Oklahoma has been an energy state for over a century. There’s no shortage of data here. Wells drilled, production volumes, lease records, completion reports, seismic surveys, regulatory filings going back decades.
What there often is a shortage of is any coherent way to actually use it.
Most upstream operators, midstream companies, and oilfield service shops in Oklahoma are sitting on enormous amounts of data spread across a half-dozen systems that were never designed to talk to each other. When someone needs answers, the process usually involves exporting spreadsheets, emailing people, and hoping the numbers line up by the time they reach a decision-maker.
That’s not an IT problem. That’s a data engineering problem.
Energy data is uniquely complicated
This isn’t like retail or healthcare where the data model is relatively stable. Upstream oil and gas data is messy by nature.
You have well data that spans regulatory filings from the OCC, completion reports, production allocations, decline curves, and facility connections. Each maintained by a different group, often in a different system. Land data lives somewhere else. Accounting has its own version of production volumes that may or may not match what the field reported. When commodity prices shift and you need to quickly reforecast, the bottleneck isn’t analysis, it’s just getting all the numbers in the same room.
Add in the fact that many Oklahoma operators are still running legacy systems that predate modern cloud infrastructure, and you start to understand why “we’re working on it” is the most common answer to data questions in this industry.
This is exactly what PPDM was designed to address
The Professional Petroleum Data Management Association (PPDM) exists because the industry recognized this problem a long time ago. The PPDM data model is a well-established standard for organizing upstream oil and gas data. Wells, production, land, facilities, geoscience, all in a way that’s consistent, interoperable, and built around how the industry actually works.
If your shop has already adopted PPDM or is considering it, that’s a meaningful step. A standardized data model gives you a foundation that’s understood across vendors, consultants, and internal teams. It means when you hire someone or bring in a contractor, they don’t have to reverse-engineer what you built from scratch.
But PPDM is a data model. It describes how data should be structured. It doesn’t move your data there. It doesn’t clean up the twenty years of inconsistencies in your legacy system. It doesn’t build the pipelines that pull from your SCADA historian, your OCC production data, and your land management system and put them somewhere analysts can actually reach.
That part is data engineering.
What data engineering actually looks like for Oklahoma energy
The gap between “we have PPDM” and “our data is actually useful” is where a data engineer lives.
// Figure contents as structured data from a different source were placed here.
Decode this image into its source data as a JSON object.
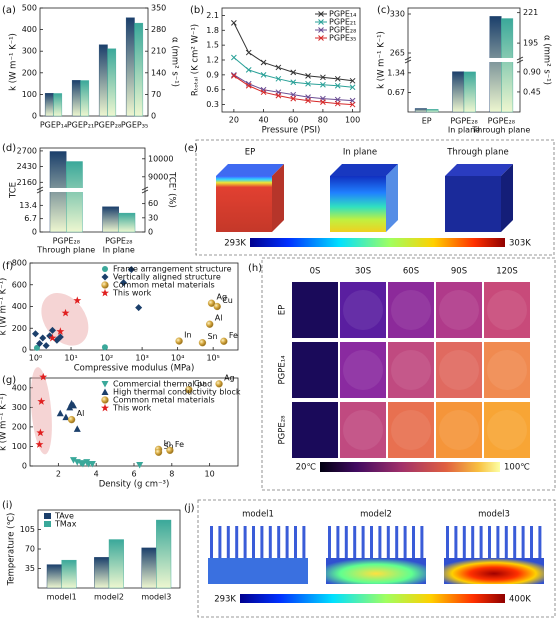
{
  "chart_data": [
    {
      "panel": "(a)",
      "type": "bar",
      "categories": [
        "PGEP₁₄",
        "PGEP₂₁",
        "PGEP₂₈",
        "PGEP₃₅"
      ],
      "ylabel": "k (W m⁻¹ K⁻¹)",
      "y2label": "α (mm² s⁻¹)",
      "ylim": [
        0,
        500
      ],
      "yticks": [
        0,
        100,
        200,
        300,
        400,
        500
      ],
      "y2lim": [
        0,
        350
      ],
      "y2ticks": [
        0,
        70,
        140,
        210,
        280,
        350
      ],
      "series": [
        {
          "color": "#1b3f6b",
          "values": [
            105,
            165,
            330,
            455
          ]
        },
        {
          "color": "#3aa89a",
          "axis": "y2",
          "values": [
            73,
            115,
            218,
            301
          ]
        }
      ]
    },
    {
      "panel": "(b)",
      "type": "line",
      "x": [
        20,
        30,
        40,
        50,
        60,
        70,
        80,
        90,
        100
      ],
      "xlabel": "Pressure (PSI)",
      "ylabel": "Rₜₒₜₐₗ (K cm² W⁻¹)",
      "xlim": [
        12,
        105
      ],
      "xticks": [
        20,
        40,
        60,
        80,
        100
      ],
      "ylim": [
        0.15,
        2.25
      ],
      "yticks": [
        0.3,
        0.6,
        0.9,
        1.2,
        1.5,
        1.8,
        2.1
      ],
      "legend": "upper right",
      "series": [
        {
          "name": "PGPE₁₄",
          "color": "#333333",
          "marker": "x",
          "values": [
            1.95,
            1.35,
            1.15,
            1.05,
            0.95,
            0.88,
            0.85,
            0.82,
            0.78
          ]
        },
        {
          "name": "PGPE₂₁",
          "color": "#2aa198",
          "marker": "x",
          "values": [
            1.25,
            1.0,
            0.9,
            0.82,
            0.75,
            0.72,
            0.7,
            0.68,
            0.65
          ]
        },
        {
          "name": "PGPE₂₈",
          "color": "#6a4c93",
          "marker": "x",
          "values": [
            0.9,
            0.72,
            0.6,
            0.55,
            0.5,
            0.45,
            0.42,
            0.4,
            0.38
          ]
        },
        {
          "name": "PGPE₃₅",
          "color": "#d62828",
          "marker": "x",
          "values": [
            0.88,
            0.68,
            0.55,
            0.48,
            0.42,
            0.38,
            0.35,
            0.32,
            0.3
          ]
        }
      ]
    },
    {
      "panel": "(c)",
      "type": "bar",
      "categories": [
        "EP",
        "PGPE₂₈",
        "PGPE₂₈"
      ],
      "sublabels": [
        null,
        "In plane",
        "Through plane"
      ],
      "ylabel": "k (W m⁻¹ K⁻¹)",
      "y2label": "α (mm² s⁻¹)",
      "ylim": [
        0,
        340
      ],
      "ybreak": [
        1.6,
        262
      ],
      "yticks": [
        0.67,
        1.34,
        265,
        330
      ],
      "y2lim": [
        0,
        225
      ],
      "y2break": [
        1.05,
        185
      ],
      "y2ticks": [
        0.45,
        {
          "value": 0.9,
          "label": "0.90"
        },
        195,
        221
      ],
      "series": [
        {
          "color": "#1b3f6b",
          "values": [
            0.12,
            1.38,
            326
          ]
        },
        {
          "color": "#3aa89a",
          "axis": "y2",
          "values": [
            0.06,
            0.9,
            216
          ]
        }
      ]
    },
    {
      "panel": "(d)",
      "type": "bar",
      "categories": [
        "PGPE₂₈",
        "PGPE₂₈"
      ],
      "sublabels": [
        "Through plane",
        "In plane"
      ],
      "ylabel": "TCE",
      "y2label": "TCE' (%)",
      "ylim": [
        0,
        2750
      ],
      "ybreak": [
        19,
        2100
      ],
      "yticks": [
        0,
        6.7,
        13.4,
        2160,
        2430,
        2700
      ],
      "y2lim": [
        0,
        10600
      ],
      "y2break": [
        80,
        8500
      ],
      "y2ticks": [
        0,
        30,
        60,
        9000,
        10000
      ],
      "series": [
        {
          "color": "#1b3f6b",
          "values": [
            2690,
            12.7
          ]
        },
        {
          "color": "#3aa89a",
          "axis": "y2",
          "values": [
            9850,
            40
          ]
        }
      ]
    },
    {
      "panel": "(f)",
      "type": "scatter",
      "xlabel": "Compressive modulus (MPa)",
      "ylabel": "k (W m⁻¹ K⁻¹)",
      "xscale": "log",
      "xlim": [
        0.7,
        500000
      ],
      "xticks": [
        {
          "value": 1,
          "label": "10⁰"
        },
        {
          "value": 10,
          "label": "10¹"
        },
        {
          "value": 100,
          "label": "10²"
        },
        {
          "value": 1000,
          "label": "10³"
        },
        {
          "value": 10000,
          "label": "10⁴"
        },
        {
          "value": 100000,
          "label": "10⁵"
        }
      ],
      "ylim": [
        0,
        800
      ],
      "yticks": [
        0,
        200,
        400,
        600,
        800
      ],
      "legend": "upper center",
      "series": [
        {
          "name": "Frame arrangement structure",
          "color": "#3aa89a",
          "marker": "circle",
          "x": [
            1.1,
            90
          ],
          "values": [
            20,
            25
          ]
        },
        {
          "name": "Vertically aligned structure",
          "color": "#1b3f6b",
          "marker": "diamond",
          "x": [
            1,
            1.3,
            1.6,
            2,
            2.5,
            3,
            4,
            5,
            300,
            500,
            800
          ],
          "values": [
            150,
            60,
            110,
            40,
            130,
            180,
            90,
            120,
            620,
            740,
            390
          ]
        },
        {
          "name": "Common metal materials",
          "color": "#c8a03c",
          "marker": "sphere",
          "x": [
            90000,
            130000,
            80000,
            11000,
            50000,
            200000
          ],
          "values": [
            430,
            400,
            237,
            82,
            67,
            80
          ],
          "point_labels": [
            "Ag",
            "Cu",
            "Al",
            "In",
            "Sn",
            "Fe"
          ]
        },
        {
          "name": "This work",
          "color": "#e02020",
          "marker": "star",
          "x": [
            3,
            5,
            7,
            15
          ],
          "values": [
            110,
            170,
            340,
            455
          ]
        }
      ]
    },
    {
      "panel": "(g)",
      "type": "scatter",
      "xlabel": "Density (g cm⁻³)",
      "ylabel": "k (W m⁻¹ K⁻¹)",
      "xlim": [
        0.5,
        11.5
      ],
      "xticks": [
        2,
        4,
        6,
        8,
        10
      ],
      "ylim": [
        0,
        450
      ],
      "yticks": [
        0,
        100,
        200,
        300,
        400
      ],
      "legend": "upper center",
      "series": [
        {
          "name": "Commercial thermal pad",
          "color": "#3aa89a",
          "marker": "triangle-down",
          "x": [
            2.8,
            3.0,
            3.2,
            3.3,
            3.5,
            3.6,
            3.8,
            6.3
          ],
          "values": [
            30,
            20,
            15,
            10,
            20,
            10,
            10,
            5
          ]
        },
        {
          "name": "High thermal conductivity block",
          "color": "#1b3f6b",
          "marker": "triangle",
          "x": [
            2.1,
            2.4,
            2.6,
            2.7,
            2.8,
            3.0
          ],
          "values": [
            270,
            250,
            300,
            320,
            310,
            190
          ]
        },
        {
          "name": "Common metal materials",
          "color": "#c8a03c",
          "marker": "sphere",
          "x": [
            10.5,
            8.9,
            2.7,
            7.3,
            7.3,
            7.9
          ],
          "values": [
            420,
            390,
            237,
            85,
            70,
            80
          ],
          "point_labels": [
            "Ag",
            "Cu",
            "Al",
            "In",
            "Sn",
            "Fe"
          ]
        },
        {
          "name": "This work",
          "color": "#e02020",
          "marker": "star",
          "x": [
            1.0,
            1.05,
            1.1,
            1.2
          ],
          "values": [
            110,
            170,
            330,
            455
          ]
        }
      ]
    },
    {
      "panel": "(i)",
      "type": "bar",
      "categories": [
        "model1",
        "model2",
        "model3"
      ],
      "ylabel": "Temperature (℃)",
      "ylim": [
        0,
        140
      ],
      "yticks": [
        35,
        70,
        105
      ],
      "legend": "upper left",
      "series": [
        {
          "name": "TAve",
          "color": "#1b3f6b",
          "values": [
            42,
            55,
            72
          ]
        },
        {
          "name": "TMax",
          "color": "#3aa89a",
          "values": [
            50,
            87,
            122
          ]
        }
      ]
    }
  ],
  "images": {
    "e": {
      "panel": "(e)",
      "labels": [
        "EP",
        "In plane",
        "Through plane"
      ],
      "scale": [
        "293K",
        "303K"
      ]
    },
    "h": {
      "panel": "(h)",
      "columns": [
        "0S",
        "30S",
        "60S",
        "90S",
        "120S"
      ],
      "rows": [
        "EP",
        "PGPE₁₄",
        "PGPE₂₈"
      ],
      "scale": [
        "20℃",
        "100℃"
      ]
    },
    "j": {
      "panel": "(j)",
      "labels": [
        "model1",
        "model2",
        "model3"
      ],
      "scale": [
        "293K",
        "400K"
      ]
    }
  }
}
In practice, that tends to look like:
Building ingestion pipelines from regulatory sources. OCC production data, completion reports, permit records, these are publicly available but not clean, and they need to be pulled, parsed, and mapped to your internal data model consistently. Doing it manually once a quarter is how you end up with data that’s always three months behind.
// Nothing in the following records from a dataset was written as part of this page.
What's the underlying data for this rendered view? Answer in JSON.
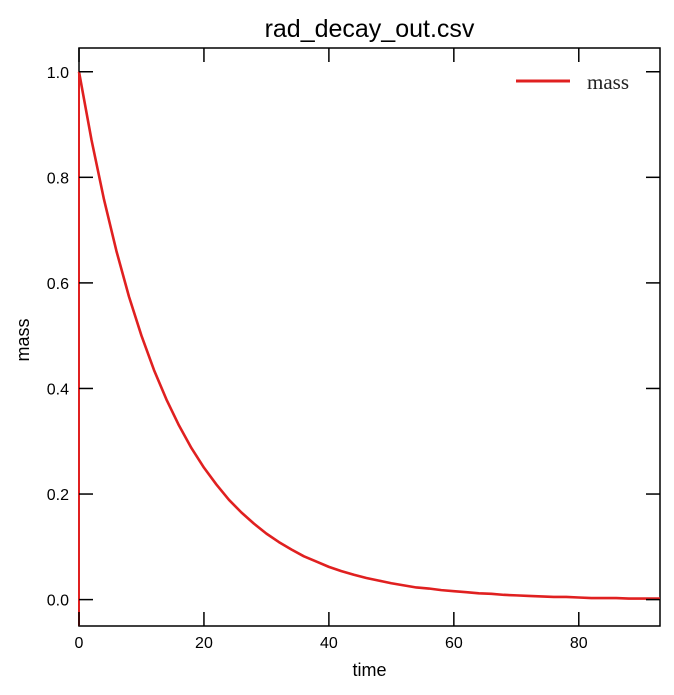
{
  "chart_data": {
    "type": "line",
    "title": "rad_decay_out.csv",
    "xlabel": "time",
    "ylabel": "mass",
    "xlim": [
      0,
      93
    ],
    "ylim": [
      -0.05,
      1.045
    ],
    "xticks": [
      0,
      20,
      40,
      60,
      80
    ],
    "yticks": [
      0.0,
      0.2,
      0.4,
      0.6,
      0.8,
      1.0
    ],
    "xtick_labels": [
      "0",
      "20",
      "40",
      "60",
      "80"
    ],
    "ytick_labels": [
      "0.0",
      "0.2",
      "0.4",
      "0.6",
      "0.8",
      "1.0"
    ],
    "grid": false,
    "legend": {
      "position": "top-right",
      "entries": [
        "mass"
      ]
    },
    "series": [
      {
        "name": "mass",
        "color": "#e02020",
        "x": [
          0,
          2,
          4,
          6,
          8,
          10,
          12,
          14,
          16,
          18,
          20,
          22,
          24,
          26,
          28,
          30,
          32,
          34,
          36,
          38,
          40,
          42,
          44,
          46,
          48,
          50,
          52,
          54,
          56,
          58,
          60,
          62,
          64,
          66,
          68,
          70,
          72,
          74,
          76,
          78,
          80,
          82,
          84,
          86,
          88,
          90,
          92,
          93
        ],
        "y": [
          1.0,
          0.871,
          0.758,
          0.66,
          0.574,
          0.5,
          0.435,
          0.379,
          0.33,
          0.287,
          0.25,
          0.218,
          0.189,
          0.165,
          0.144,
          0.125,
          0.109,
          0.095,
          0.082,
          0.072,
          0.062,
          0.054,
          0.047,
          0.041,
          0.036,
          0.031,
          0.027,
          0.023,
          0.021,
          0.018,
          0.016,
          0.014,
          0.012,
          0.011,
          0.009,
          0.008,
          0.007,
          0.006,
          0.005,
          0.005,
          0.004,
          0.003,
          0.003,
          0.003,
          0.002,
          0.002,
          0.002,
          0.002
        ]
      }
    ]
  }
}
Reconciling production allocations. Field-reported volumes versus metered volumes versus what accounting books is a perennial headache in Oklahoma midstream and upstream operations alike. A proper pipeline with defined business logic solves this once instead of every time someone runs a report.
Connecting the land and production sides. Mineral rights, working interest, royalty calculations. Land data and production data often live in completely separate systems with no automated connection between them. When that link is missing, revenue reporting requires manual intervention that slows everything down and introduces errors.
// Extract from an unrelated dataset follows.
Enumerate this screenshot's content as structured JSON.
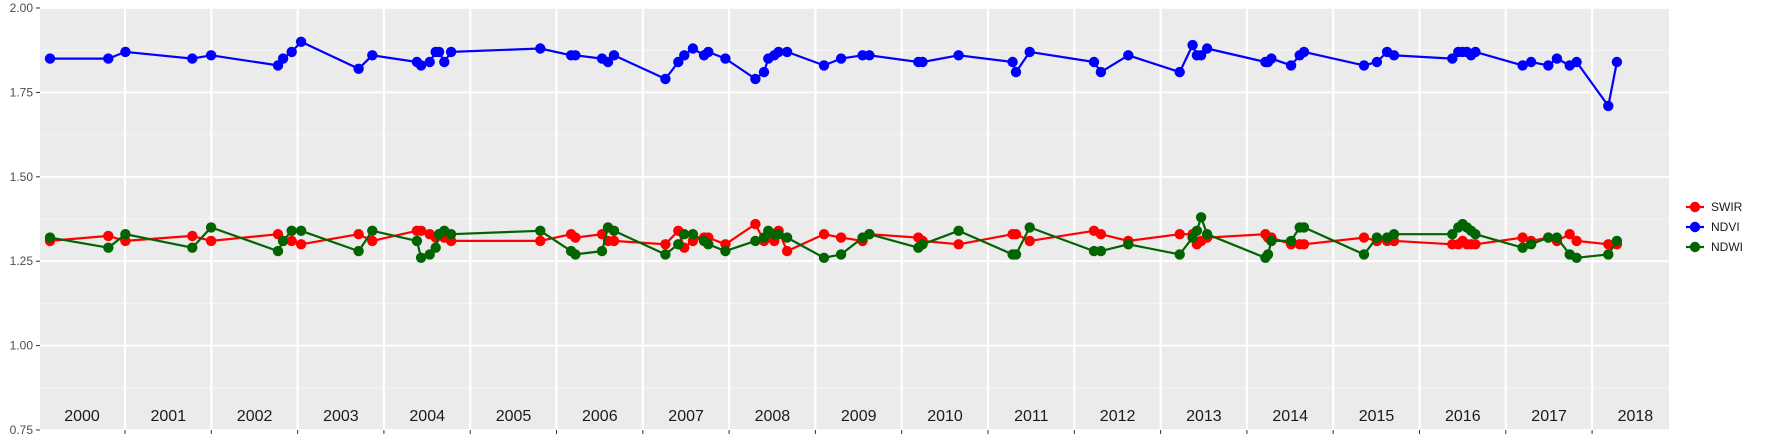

Making historical data queryable. A lot of Oklahoma operators have decades of production history locked in formats that are hard to query against modern tooling. Getting that data migrated and indexed correctly is foundational work that pays off every time someone runs analysis against it.
The cost of leaving it alone
The most common version of this problem is a company that technically has all the data it needs but operationally acts like it doesn’t. Engineers spend time hunting for numbers instead of interpreting them. Acquisitions due diligence takes longer than it should because nobody can pull a clean asset history quickly. Leadership dashboards show data that’s stale enough that people stop trusting them and go back to email chains.
None of this is dramatic. It’s just slow and expensive in ways that are easy to accept because they’ve been true for a long time.
Oklahoma’s energy sector is competitive. Operators who can make faster, better-informed decisions about drilling locations, production optimization, and asset management have a real advantage. That advantage doesn’t come from buying more software. It comes from having data infrastructure that actually works.
You probably don’t need a whole team
Most small and mid-size Oklahoma energy companies don’t need to build out a full data engineering department. What they need is someone who understands both the technical side and the industry context. Someone who knows what PPDM is, has worked with OCC data before, and can look at your current stack and tell you what’s worth fixing versus what needs to be rebuilt.
The work isn’t always glamorous. Pipelines, data models, reconciliation logic. But it’s the kind of thing that, once it’s done right, just runs, and the people who used to spend their Mondays in spreadsheets start spending them on actual work instead.